Harley shrugged. "She likes to feel useful."
Duncan leaned back in his chair, balancing his wine goblet in one hand. "And how do you like to feel?"
"I don't know anymore," Harley said, staring at her salad. "That's one of the things I hoped to figure out on my holiday. Couldn't I—"
"No."
It sounded cold and final and not at all like a black sheep who believed life was to be enjoyed and chances were there to be taken. Talk about mixed messages. She couldn't figure him out at all.
Harley sighed as her right hand fiddled with her pendant. "You really are the most annoying man."
"So I've been told. Why do you always wear that? It's in every picture I've ever seen of you."
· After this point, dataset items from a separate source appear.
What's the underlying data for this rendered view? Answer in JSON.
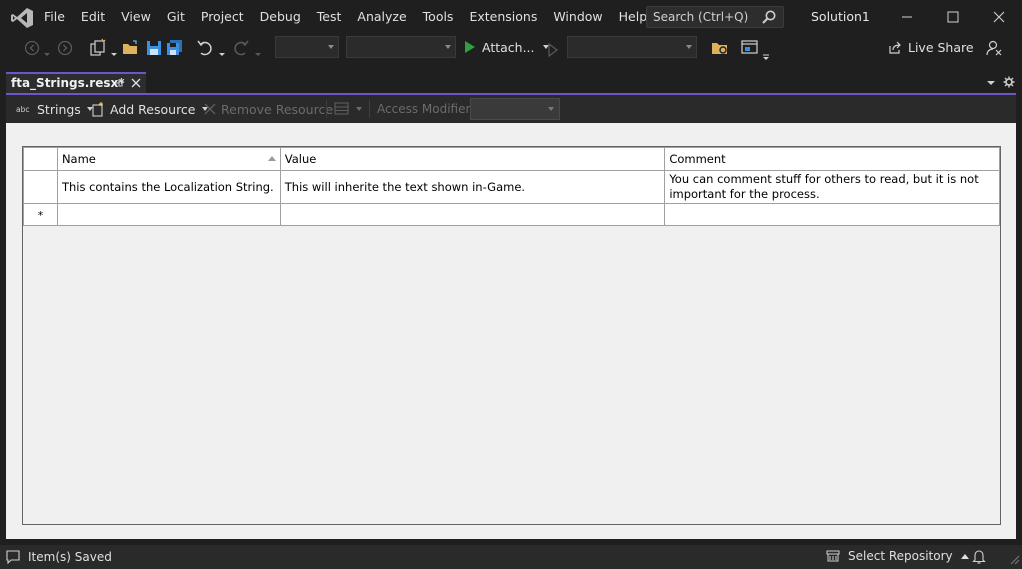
{
  "menu": [
    "File",
    "Edit",
    "View",
    "Git",
    "Project",
    "Debug",
    "Test",
    "Analyze",
    "Tools",
    "Extensions",
    "Window",
    "Help"
  ],
  "search": {
    "placeholder": "Search (Ctrl+Q)"
  },
  "solution": {
    "name": "Solution1"
  },
  "toolbar": {
    "attach_label": "Attach...",
    "live_share_label": "Live Share"
  },
  "doc_tab": {
    "title": "fta_Strings.resx*"
  },
  "resource_toolbar": {
    "strings_label": "Strings",
    "add_resource_label": "Add Resource",
    "remove_resource_label": "Remove Resource",
    "access_modifier_label": "Access Modifier:"
  },
  "grid": {
    "columns": [
      "Name",
      "Value",
      "Comment"
    ],
    "rows": [
      {
        "name": "This contains the Localization String.",
        "value": "This will inherite the text shown in-Game.",
        "comment": "You can comment stuff for others to read, but it is not important for the process."
      }
    ],
    "new_row_marker": "*"
  },
  "status": {
    "message": "Item(s) Saved",
    "select_repository_label": "Select Repository"
  },
  "colors": {
    "accent": "#6f55c7",
    "chrome_bg": "#1f1f1f",
    "editor_bg": "#f0f0f0",
    "play_green": "#2ea043"
  }
}
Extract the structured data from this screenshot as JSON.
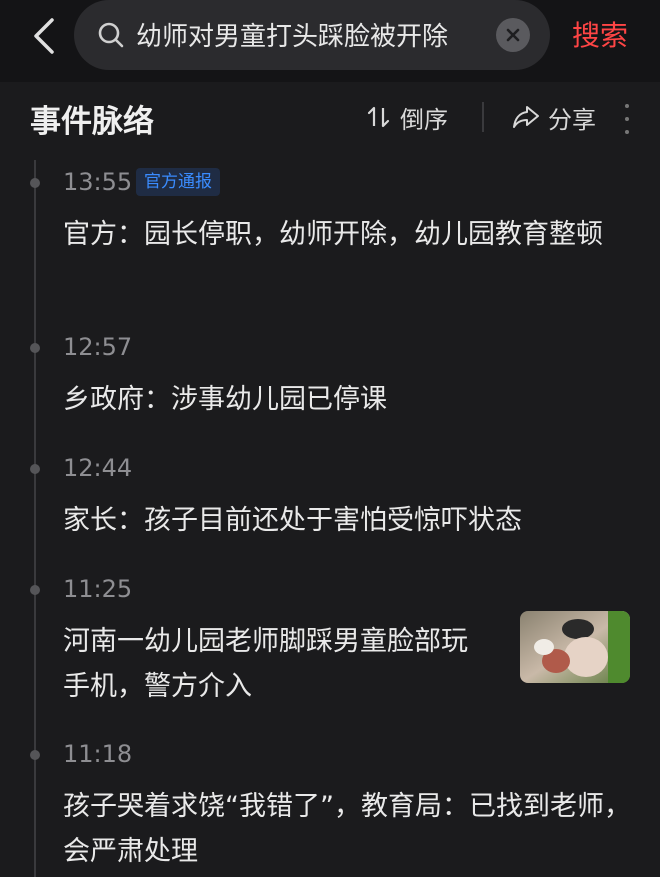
{
  "search": {
    "query": "幼师对男童打头踩脸被开除",
    "button_label": "搜索"
  },
  "header": {
    "title": "事件脉络",
    "sort_label": "倒序",
    "share_label": "分享"
  },
  "colors": {
    "accent_red": "#ff4545",
    "badge_blue": "#3a8cff",
    "background": "#1b1b1d"
  },
  "events": [
    {
      "time": "13:55",
      "badge": "官方通报",
      "title": "官方：园长停职，幼师开除，幼儿园教育整顿"
    },
    {
      "time": "12:57",
      "title": "乡政府：涉事幼儿园已停课"
    },
    {
      "time": "12:44",
      "title": "家长：孩子目前还处于害怕受惊吓状态"
    },
    {
      "time": "11:25",
      "title": "河南一幼儿园老师脚踩男童脸部玩手机，警方介入",
      "has_thumbnail": true
    },
    {
      "time": "11:18",
      "title": "孩子哭着求饶“我错了”，教育局：已找到老师，会严肃处理"
    }
  ]
}
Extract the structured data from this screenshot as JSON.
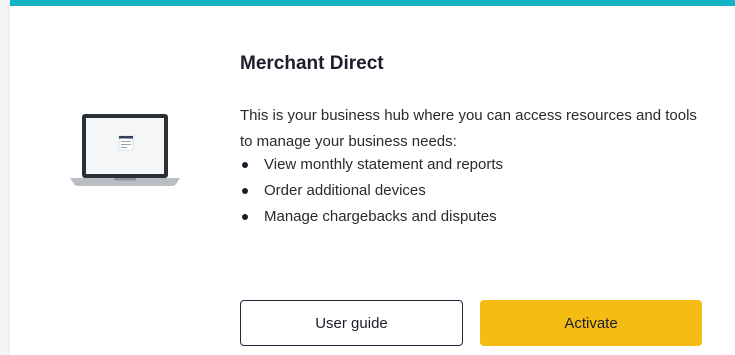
{
  "card": {
    "title": "Merchant Direct",
    "description": "This is your business hub where you can access resources and tools to manage your business needs:",
    "bullets": [
      "View monthly statement and reports",
      "Order additional devices",
      "Manage chargebacks and disputes"
    ],
    "illustration": "laptop-icon",
    "accent_color": "#14b4c7"
  },
  "buttons": {
    "user_guide": "User guide",
    "activate": "Activate",
    "activate_color": "#f5bd13"
  }
}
"This?" Harley said, holding up the gold musical note. "It's my good luck charm. I bought it the day I cut my first single. You've got to admit that, careerwise at least, it's worked pretty well. I'd feel jinxed without it."
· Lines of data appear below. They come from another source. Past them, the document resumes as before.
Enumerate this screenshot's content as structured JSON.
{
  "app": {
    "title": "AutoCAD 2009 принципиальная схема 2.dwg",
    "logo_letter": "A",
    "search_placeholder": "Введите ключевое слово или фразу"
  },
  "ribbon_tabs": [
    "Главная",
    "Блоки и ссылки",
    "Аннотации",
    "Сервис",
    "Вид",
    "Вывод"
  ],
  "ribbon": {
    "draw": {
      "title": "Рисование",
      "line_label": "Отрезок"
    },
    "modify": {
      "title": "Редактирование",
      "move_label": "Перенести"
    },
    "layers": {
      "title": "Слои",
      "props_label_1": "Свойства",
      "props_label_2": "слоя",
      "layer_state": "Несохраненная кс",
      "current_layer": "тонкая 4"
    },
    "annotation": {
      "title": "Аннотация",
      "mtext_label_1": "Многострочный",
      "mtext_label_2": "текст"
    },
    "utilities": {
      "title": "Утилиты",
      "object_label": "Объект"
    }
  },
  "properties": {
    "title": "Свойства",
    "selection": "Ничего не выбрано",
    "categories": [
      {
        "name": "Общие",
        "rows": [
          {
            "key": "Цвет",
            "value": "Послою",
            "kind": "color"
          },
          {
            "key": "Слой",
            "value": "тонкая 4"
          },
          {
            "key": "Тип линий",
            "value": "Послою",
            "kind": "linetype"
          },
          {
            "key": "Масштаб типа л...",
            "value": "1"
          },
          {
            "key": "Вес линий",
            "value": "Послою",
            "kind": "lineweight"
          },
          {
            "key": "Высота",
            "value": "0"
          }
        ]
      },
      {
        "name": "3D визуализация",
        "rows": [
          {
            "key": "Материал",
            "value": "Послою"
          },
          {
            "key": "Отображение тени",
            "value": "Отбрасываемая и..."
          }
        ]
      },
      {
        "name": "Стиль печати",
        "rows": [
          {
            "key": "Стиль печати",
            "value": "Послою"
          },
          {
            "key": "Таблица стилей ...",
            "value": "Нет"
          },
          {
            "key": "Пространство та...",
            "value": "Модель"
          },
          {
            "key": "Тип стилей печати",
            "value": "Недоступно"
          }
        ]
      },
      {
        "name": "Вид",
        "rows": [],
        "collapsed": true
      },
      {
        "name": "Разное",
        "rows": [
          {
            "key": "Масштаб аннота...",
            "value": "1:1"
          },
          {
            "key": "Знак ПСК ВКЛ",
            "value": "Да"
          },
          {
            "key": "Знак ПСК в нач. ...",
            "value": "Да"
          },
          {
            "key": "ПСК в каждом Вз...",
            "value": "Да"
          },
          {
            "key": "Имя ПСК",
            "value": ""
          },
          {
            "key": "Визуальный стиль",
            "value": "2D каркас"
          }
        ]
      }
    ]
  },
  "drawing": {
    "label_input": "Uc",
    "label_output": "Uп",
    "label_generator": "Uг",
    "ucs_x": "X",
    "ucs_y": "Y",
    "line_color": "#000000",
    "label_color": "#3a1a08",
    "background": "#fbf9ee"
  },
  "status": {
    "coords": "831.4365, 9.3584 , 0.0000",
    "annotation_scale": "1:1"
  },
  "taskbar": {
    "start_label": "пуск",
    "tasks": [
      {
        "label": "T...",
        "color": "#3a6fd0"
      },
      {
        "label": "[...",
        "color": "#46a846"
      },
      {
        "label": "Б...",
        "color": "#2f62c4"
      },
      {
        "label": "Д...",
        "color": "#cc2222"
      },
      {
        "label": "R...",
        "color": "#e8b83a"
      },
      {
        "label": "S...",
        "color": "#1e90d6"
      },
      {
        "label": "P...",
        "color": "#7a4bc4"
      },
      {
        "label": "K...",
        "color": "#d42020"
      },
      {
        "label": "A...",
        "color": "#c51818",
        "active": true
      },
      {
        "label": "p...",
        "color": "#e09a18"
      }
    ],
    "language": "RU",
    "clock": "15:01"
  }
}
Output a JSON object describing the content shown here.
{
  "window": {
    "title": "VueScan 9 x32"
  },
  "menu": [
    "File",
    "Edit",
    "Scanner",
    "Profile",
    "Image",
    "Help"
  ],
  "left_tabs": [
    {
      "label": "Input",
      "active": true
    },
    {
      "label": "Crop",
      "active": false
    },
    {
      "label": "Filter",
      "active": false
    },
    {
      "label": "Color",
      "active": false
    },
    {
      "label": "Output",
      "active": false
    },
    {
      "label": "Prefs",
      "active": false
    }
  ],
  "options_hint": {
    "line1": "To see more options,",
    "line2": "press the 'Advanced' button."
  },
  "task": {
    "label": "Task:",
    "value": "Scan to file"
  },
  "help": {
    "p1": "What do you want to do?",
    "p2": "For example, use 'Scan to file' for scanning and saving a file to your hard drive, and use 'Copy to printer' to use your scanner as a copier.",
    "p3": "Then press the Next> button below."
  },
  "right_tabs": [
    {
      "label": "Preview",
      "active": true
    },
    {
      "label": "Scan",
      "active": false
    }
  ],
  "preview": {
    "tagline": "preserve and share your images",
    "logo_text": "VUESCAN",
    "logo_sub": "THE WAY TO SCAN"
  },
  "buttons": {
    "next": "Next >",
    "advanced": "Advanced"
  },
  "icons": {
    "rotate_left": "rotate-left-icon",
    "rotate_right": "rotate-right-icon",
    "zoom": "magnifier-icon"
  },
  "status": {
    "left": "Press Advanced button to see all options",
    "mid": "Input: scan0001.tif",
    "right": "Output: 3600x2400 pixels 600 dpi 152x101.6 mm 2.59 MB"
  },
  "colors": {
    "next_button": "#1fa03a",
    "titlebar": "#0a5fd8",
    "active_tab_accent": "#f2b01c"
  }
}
"I'm amazed Boyd didn't make you wear a cross instead."
"He tried," she wryly informed him.
To her surprise, Duncan spent the rest of the meal keeping their conversation very much away from the personal. He talked about the lunacy of the Rio de Janeiro Mardis Gras. He succinctly summarized a highly colorful scene thrown by an Australian matriarch at the Sydney Opera House that had even stopped Luciano Pavarotti in mid-aria. He described Italian villas he had known and loved.
"I get the feeling you did not have a working-class upbringing," Harley said as their waiter placed a bowl with scoops of hazelnut, vanilla, and chocolate ice cream before her.
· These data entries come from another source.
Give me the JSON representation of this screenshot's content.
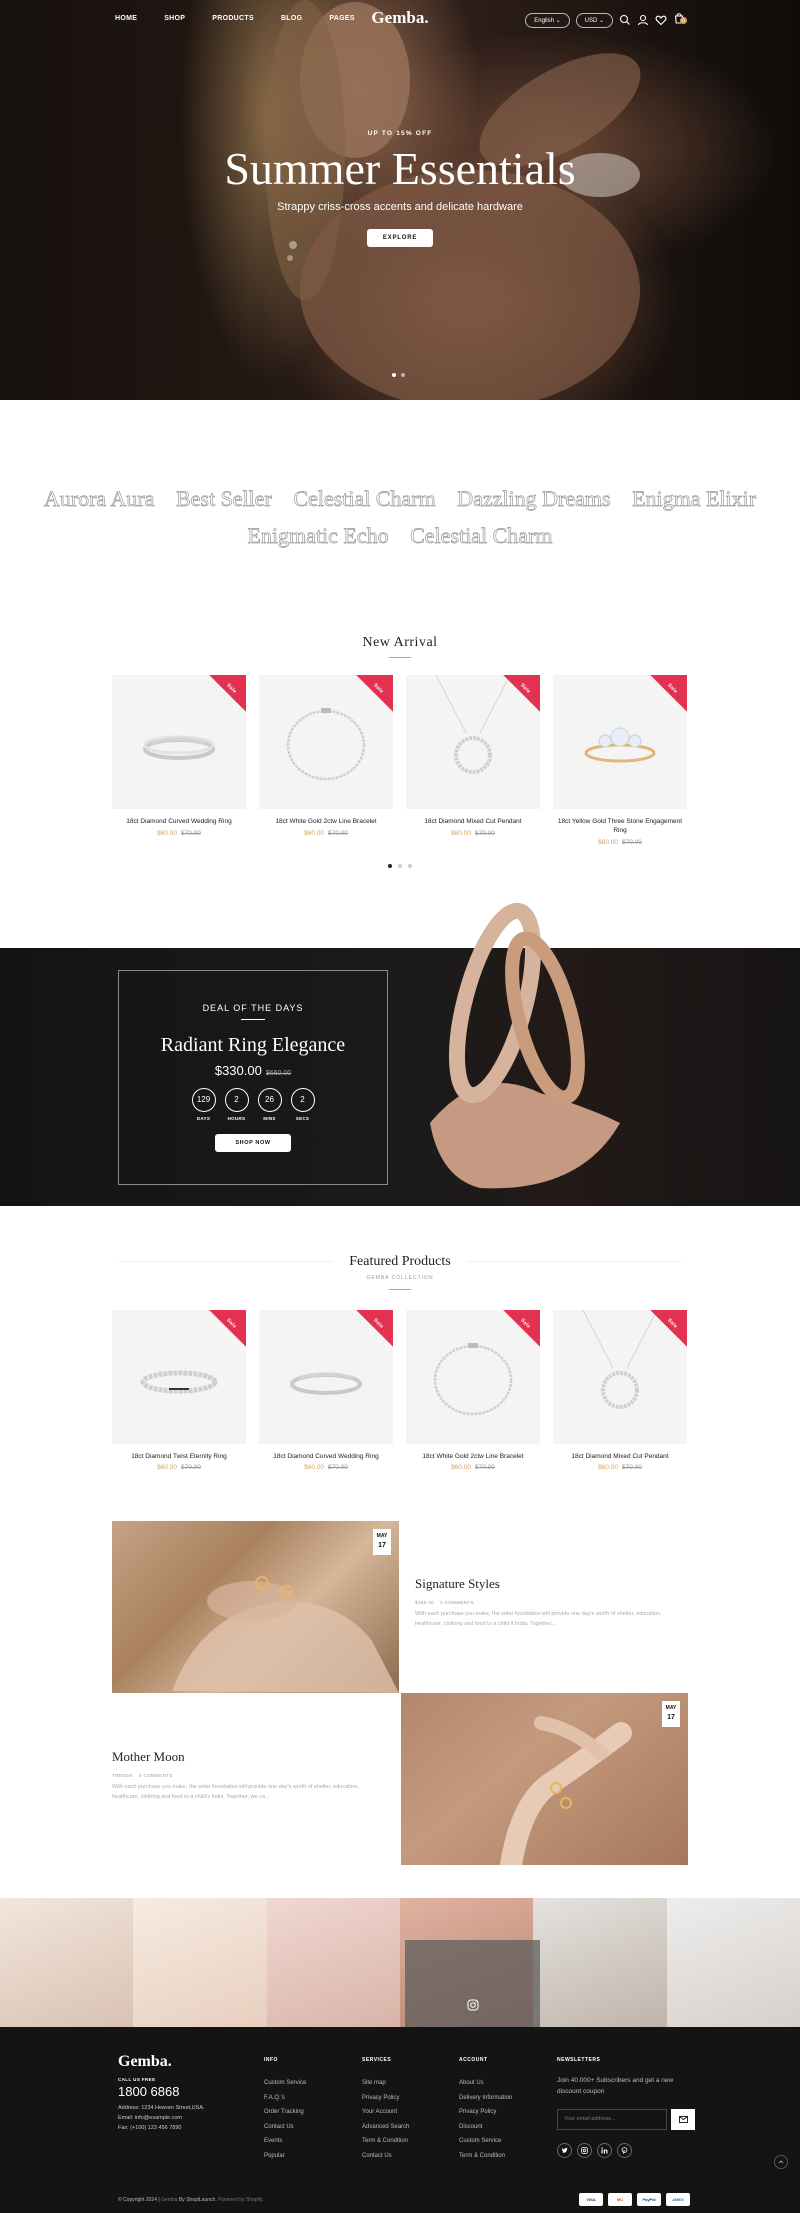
{
  "nav": {
    "links": [
      "HOME",
      "SHOP",
      "PRODUCTS",
      "BLOG",
      "PAGES"
    ],
    "logo": "Gemba.",
    "language": "English",
    "currency": "USD",
    "icons": [
      "search-icon",
      "user-icon",
      "heart-icon",
      "cart-icon"
    ],
    "cart_count": "0"
  },
  "hero": {
    "kicker": "UP TO 15% OFF",
    "title": "Summer Essentials",
    "subtitle": "Strappy criss-cross accents and delicate hardware",
    "button": "EXPLORE",
    "slide_count": 2,
    "active_slide": 1
  },
  "brands": {
    "row1": [
      "Aurora Aura",
      "Best Seller",
      "Celestial Charm",
      "Dazzling Dreams",
      "Enigma Elixir"
    ],
    "row2": [
      "Enigmatic Echo",
      "Celestial Charm"
    ]
  },
  "new_arrival": {
    "title": "New Arrival",
    "products": [
      {
        "name": "18ct Diamond Curved Wedding Ring",
        "price": "$60.00",
        "old_price": "$70.00",
        "badge": "Sale"
      },
      {
        "name": "18ct White Gold 2ctw Line Bracelet",
        "price": "$60.00",
        "old_price": "$70.00",
        "badge": "Sale"
      },
      {
        "name": "18ct Diamond Mixed Cut Pendant",
        "price": "$60.00",
        "old_price": "$70.00",
        "badge": "Sale"
      },
      {
        "name": "18ct Yellow Gold Three Stone Engagement Ring",
        "price": "$60.00",
        "old_price": "$70.00",
        "badge": "Sale"
      }
    ],
    "page_count": 3,
    "active_page": 1
  },
  "deal": {
    "kicker": "DEAL OF THE DAYS",
    "title": "Radiant Ring Elegance",
    "price": "$330.00",
    "old_price": "$660.00",
    "countdown": [
      {
        "value": "129",
        "label": "DAYS"
      },
      {
        "value": "2",
        "label": "HOURS"
      },
      {
        "value": "26",
        "label": "MINS"
      },
      {
        "value": "2",
        "label": "SECS"
      }
    ],
    "button": "SHOP NOW"
  },
  "featured": {
    "title": "Featured Products",
    "subtitle": "GEMBA COLLECTION",
    "products": [
      {
        "name": "18ct Diamond Twist Eternity Ring",
        "price": "$60.00",
        "old_price": "$70.00",
        "badge": "Sale"
      },
      {
        "name": "18ct Diamond Curved Wedding Ring",
        "price": "$60.00",
        "old_price": "$70.00",
        "badge": "Sale"
      },
      {
        "name": "18ct White Gold 2ctw Line Bracelet",
        "price": "$60.00",
        "old_price": "$70.00",
        "badge": "Sale"
      },
      {
        "name": "18ct Diamond Mixed Cut Pendant",
        "price": "$60.00",
        "old_price": "$70.00",
        "badge": "Sale"
      }
    ]
  },
  "blog": {
    "posts": [
      {
        "title": "Signature Styles",
        "month": "MAY",
        "day": "17",
        "meta1": "$199.00",
        "meta2": "0 COMMENTS",
        "excerpt": "With each purchase you make, the setar foundation will provide one day's worth of shelter, education, healthcare, clothing and food to a child it India. Together..."
      },
      {
        "title": "Mother Moon",
        "month": "MAY",
        "day": "17",
        "meta1": "TRENDS",
        "meta2": "0 COMMENTS",
        "excerpt": "With each purchase you make, the setar foundation will provide one day's worth of shelter, education, healthcare, clothing and food to a child's India. Together, we ca..."
      }
    ]
  },
  "footer": {
    "logo": "Gemba.",
    "call_label": "CALL US FREE",
    "phone": "1800 6868",
    "address": "Address: 1234 Heaven Street,USA.",
    "email": "Email: info@example.com",
    "fax": "Fax: (+100) 123 456 7890",
    "columns": [
      {
        "title": "INFO",
        "items": [
          "Custom Service",
          "F.A.Q.'s",
          "Order Tracking",
          "Contact Us",
          "Events",
          "Popular"
        ]
      },
      {
        "title": "SERVICES",
        "items": [
          "Site map",
          "Privacy Policy",
          "Your Account",
          "Advanced Search",
          "Term & Condition",
          "Contact Us"
        ]
      },
      {
        "title": "ACCOUNT",
        "items": [
          "About Us",
          "Delivery Information",
          "Privacy Policy",
          "Discount",
          "Custom Service",
          "Term & Condition"
        ]
      }
    ],
    "newsletter_title": "NEWSLETTERS",
    "newsletter_text": "Join 40.000+ Subscribers and get a new discount coupon",
    "email_placeholder": "Your email address...",
    "socials": [
      "twitter-icon",
      "instagram-icon",
      "linkedin-icon",
      "pinterest-icon"
    ],
    "copyright_main": "© Copyright 2024 |",
    "copyright_brand": "Gemba",
    "copyright_by": "By ShopiLaunch.",
    "copyright_powered": "Powered by Shopify.",
    "payments": [
      "VISA",
      "MC",
      "PayPal",
      "AMEX"
    ]
  }
}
"Hardly. I led the usual sheltered life of the young and rich: private school, prep school—I should say schools. I was thrown out of three before I graduated," Duncan explained as their waiter placed a duplicate bowl of ice cream before him. "Then on to Harvard, which asked me to leave, and finally Columbia, where I actually managed to earn a degree."
"And that made you a trained investigator," Harley said doubtfully.
"Anyone joining the family firm has to take courses at the Police Academy along with some follow-up college courses in computer science, criminology, and psychology."
"Hence Colangco's sterling reputation?"
"We always hire the best people," Duncan modestly replied. "Eat your gelato."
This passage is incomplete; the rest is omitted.